Sample output in the binary format for the file chr22.fa can be found here. Please decompress with bzip2 -d first. Output is provided in binary format only because it compresses much better (3.5 kB vs. 260 MB) than output in human-readable format. Beware though that the reference output has a size of 924 MB when uncompressed. You might want to use a pipe like this:

bzip2 -dc chr2.kmerdiffdat.bz2 | ./unbin | less

FUZxxl

Posted 2015-02-02T09:46:16.443

Reputation: 9 656

This is very interesting. Can you break down the time taken by each part? It seems constructing the suffix array is less than 10% of the time. – None – 2015-02-06T14:45:33.757

1step one takes about three seconds, step two takes about 20 seconds, step three takes the entire rest. The time taken by step four is negligible. – FUZxxl – 2015-02-06T14:49:13.893

If you like, you can place strategic fprintf(stderr, "doing step n\n"); statements to figure out how long the steps take. – FUZxxl – 2015-02-06T14:59:16.517

1@FUZxxl did you plot the distribution of the maximum p-values to see how much you can speed up step 3 by cutting of if p>k (counting only to k-mers)? although if step 2 takes 20 secs there might not be much room there. great explanation btw – randomra – 2015-02-06T15:23:08.347

@randomra It should indeed be possible to cap the highest k we observe and I was able to cut the runtime to under one minute with such an approach. Let me check. – FUZxxl – 2015-02-06T15:41:46.797

Yeah, it works. I didn't bother checking before. Wait a minute as I update the post. – FUZxxl – 2015-02-06T15:53:13.853

I always get gcc -Wall -O3 -o dsskmer -DICAP=64 dsskmer.c /tmp/ccsuEc2x.o: In function main': dsskmer.c:(.text.startup+0xf9): undefined reference todivsufsort' . How exactly are you compiling it? I just followed the instructions in the file INSTALL to install libdivsufsort. – None – 2015-02-06T20:00:04.537

Ah sorry, you have to compile with -ldivsufsort. I forgot to say that. – FUZxxl – 2015-02-06T20:24:25.867

and that has to be the last argument. – FUZxxl – 2015-02-06T20:25:01.997

OK.. I had to do sudo ldconfig as well.Now I get cat ~/Downloads/chr2.fa |./dsskmer Cannot seek stdin: Illegal seek – None – 2015-02-06T21:08:47.683

1@Lembik Do not use cat. Use shell redirection like in ./dsskmer <~/Downloads/chr2.fs. The code needs to know how long the input file is and that's not possible with a pipe. – FUZxxl – 2015-02-06T21:15:03.367

Well.. it's very impressive! I get to 4000 at least. Also I notice that the number of kmers goes up very slowly at this point. I wonder if there is some way of taking advantage of this.
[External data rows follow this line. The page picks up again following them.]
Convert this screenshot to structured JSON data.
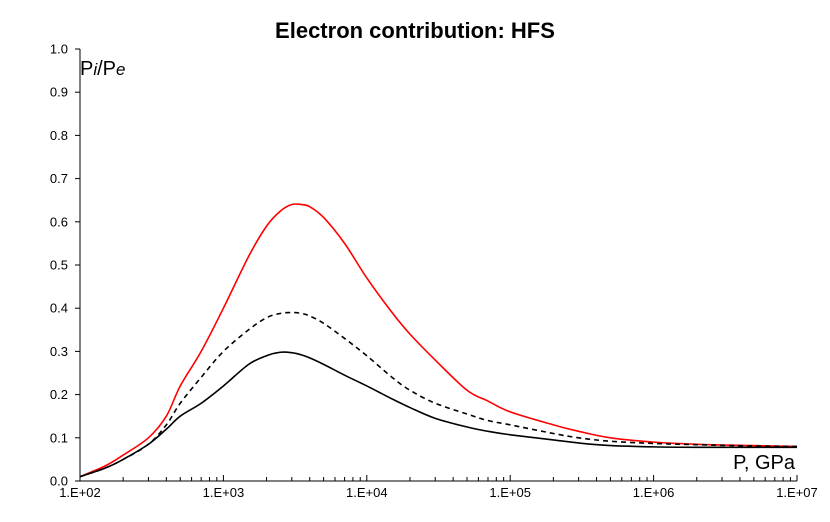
{
  "chart_data": {
    "type": "line",
    "title": "Electron contribution: HFS",
    "ylabel": "Pi/Pe",
    "xlabel": "P, GPa",
    "xscale": "log",
    "xlim": [
      100,
      10000000
    ],
    "ylim": [
      0,
      1
    ],
    "x_tick_labels": [
      "1.E+02",
      "1.E+03",
      "1.E+04",
      "1.E+05",
      "1.E+06",
      "1.E+07"
    ],
    "y_tick_labels": [
      "0.0",
      "0.1",
      "0.2",
      "0.3",
      "0.4",
      "0.5",
      "0.6",
      "0.7",
      "0.8",
      "0.9",
      "1.0"
    ],
    "grid": false,
    "series": [
      {
        "color": "#ff0000",
        "style": "solid",
        "x": [
          100,
          150,
          200,
          300,
          400,
          500,
          700,
          1000,
          1500,
          2000,
          2500,
          3000,
          3500,
          4000,
          5000,
          7000,
          10000,
          15000,
          20000,
          30000,
          50000,
          70000,
          100000,
          200000,
          300000,
          500000,
          1000000,
          2000000,
          5000000,
          10000000
        ],
        "y": [
          0.01,
          0.035,
          0.06,
          0.1,
          0.15,
          0.22,
          0.3,
          0.4,
          0.52,
          0.59,
          0.625,
          0.64,
          0.64,
          0.635,
          0.61,
          0.55,
          0.47,
          0.39,
          0.34,
          0.28,
          0.21,
          0.185,
          0.16,
          0.13,
          0.115,
          0.1,
          0.09,
          0.085,
          0.082,
          0.08
        ]
      },
      {
        "color": "#000000",
        "style": "dashed",
        "x": [
          100,
          150,
          200,
          300,
          400,
          500,
          700,
          1000,
          1500,
          2000,
          2500,
          3000,
          3500,
          4000,
          5000,
          7000,
          10000,
          15000,
          20000,
          30000,
          50000,
          70000,
          100000,
          200000,
          300000,
          500000,
          1000000,
          2000000,
          5000000,
          10000000
        ],
        "y": [
          0.01,
          0.03,
          0.05,
          0.085,
          0.13,
          0.18,
          0.24,
          0.3,
          0.35,
          0.378,
          0.388,
          0.39,
          0.388,
          0.382,
          0.365,
          0.33,
          0.29,
          0.24,
          0.21,
          0.18,
          0.155,
          0.14,
          0.13,
          0.11,
          0.1,
          0.092,
          0.087,
          0.084,
          0.081,
          0.08
        ]
      },
      {
        "color": "#000000",
        "style": "solid",
        "x": [
          100,
          150,
          200,
          300,
          400,
          500,
          700,
          1000,
          1500,
          2000,
          2500,
          3000,
          3500,
          4000,
          5000,
          7000,
          10000,
          15000,
          20000,
          30000,
          50000,
          70000,
          100000,
          200000,
          300000,
          500000,
          1000000,
          2000000,
          5000000,
          10000000
        ],
        "y": [
          0.01,
          0.03,
          0.05,
          0.085,
          0.12,
          0.15,
          0.18,
          0.22,
          0.27,
          0.29,
          0.298,
          0.297,
          0.292,
          0.285,
          0.27,
          0.245,
          0.22,
          0.19,
          0.17,
          0.145,
          0.125,
          0.115,
          0.107,
          0.095,
          0.088,
          0.082,
          0.079,
          0.078,
          0.078,
          0.078
        ]
      }
    ]
  }
}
For example, the last 4 values up to k = 4000 are 240581805 240581816 240581827 240581838 – None – 2015-02-06T21:43:13.133

@Lembik that's because the file only has about that many entries (go figure). It's the reason why the compressed representation is so small; the difference is all zeros at the end. (they actually all decrement by one, but that one is not part of the difference representation). – FUZxxl – 2015-02-06T22:11:06.860

@Lembik Well, I guess that bounty is mine then :-). Let's see if someone finds a better solution. How did you actually get the idea for this challenge? – FUZxxl – 2015-02-06T22:12:32.623

It's something that people really want to do in bioinformatics. But they are always complaining it is too slow and uses too much memory :) I will leave the bounty awarding until the end of the period if that is OK. – None – 2015-02-06T22:13:54.213

2@Lembik Doesn't seem too slow for me. Maybe they're just bad programmers. – FUZxxl – 2015-02-06T22:14:58.477

7

C++, k=16, 37 seconds

Computes all of the 16-mers in the input. Each 16-mer is packed 4 bits to a symbol into a 64-bit word (with one bit pattern reserved for EOF). The 64-bit words are then sorted. The answer for each k can be read off by looking at how often the 4*k top bits of the sorted words change.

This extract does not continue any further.